Targeting TGF-βR1 Signaling Pathway in Pancreatic Cancer: A Potential Approach with Synthetic Flavanols.

Abstract

Introduction: Pancreatic adenocarcinoma is a highly aggressive cancer with a poor prognosis and a five-year survival rate of just 13%. Its asymptomatic onset, rapid progression, and resistance to therapy make it challenging to treat. Transforming Growth Factor-β (TGF-β) signaling, particularly through TGF-β Receptor 1 (TGF-βR1/ALK-5), plays a major role in tumor progression by inducing Epithelial-Mesenchymal Transition (EMT), immune evasion, and apoptosis resistance. Targeting ALK-5 is a promising strategy for therapeutic intervention.

Methods: Twenty-nine synthetic flavonols were designed to inhibit ALK-5 and docked using Schrodinger's Glide XP. The compounds were synthesized via a green, one-pot method and characterized using 1H-NMR, 13CNMR, Mass Spectrometry, CHN analysis, and IR spectroscopy. The anti-cancer activity was evaluated against MiAPaCa-2 pancreatic cancer cells by measuring GI50, TGI, and LC50. ALK-5 inhibition was quantified using the ADP-Glo® Kinase Assay, assessing ATP transfer.
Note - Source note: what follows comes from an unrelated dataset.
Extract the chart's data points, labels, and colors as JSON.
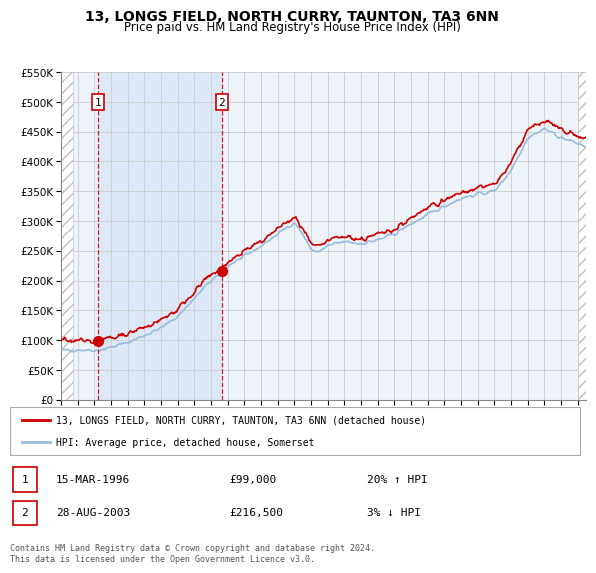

Results: RFL-1 showed the strongest binding affinity (-9.38 kcal/mol) at ALK-5's active site and the highest kinase inhibition (ATP transfer: 3.67%), outperforming quercetin (9.22%). It also demonstrated an IC50 of 14.92 ± 3.54 μM. Ten flavonols exhibited strong cytotoxicity (GI50 < 10 μM), while four others showed moderate activity (GI50 = 23-26 μM).

Discussion: RFL-1 and related flavonols (RFL-12, RFL-20, RFL-25, RFL-28) effectively inhibited ALK-5 and suppressed the growth of pancreatic cancer cells. Their dual activity supports further development as targeted anti-cancer agents.

Conclusion: Synthetic flavonols, particularly RFL-1, show promise as ALK-5 inhibitors and potential therapies for pancreatic adenocarcinoma, warranting further in vivo validation.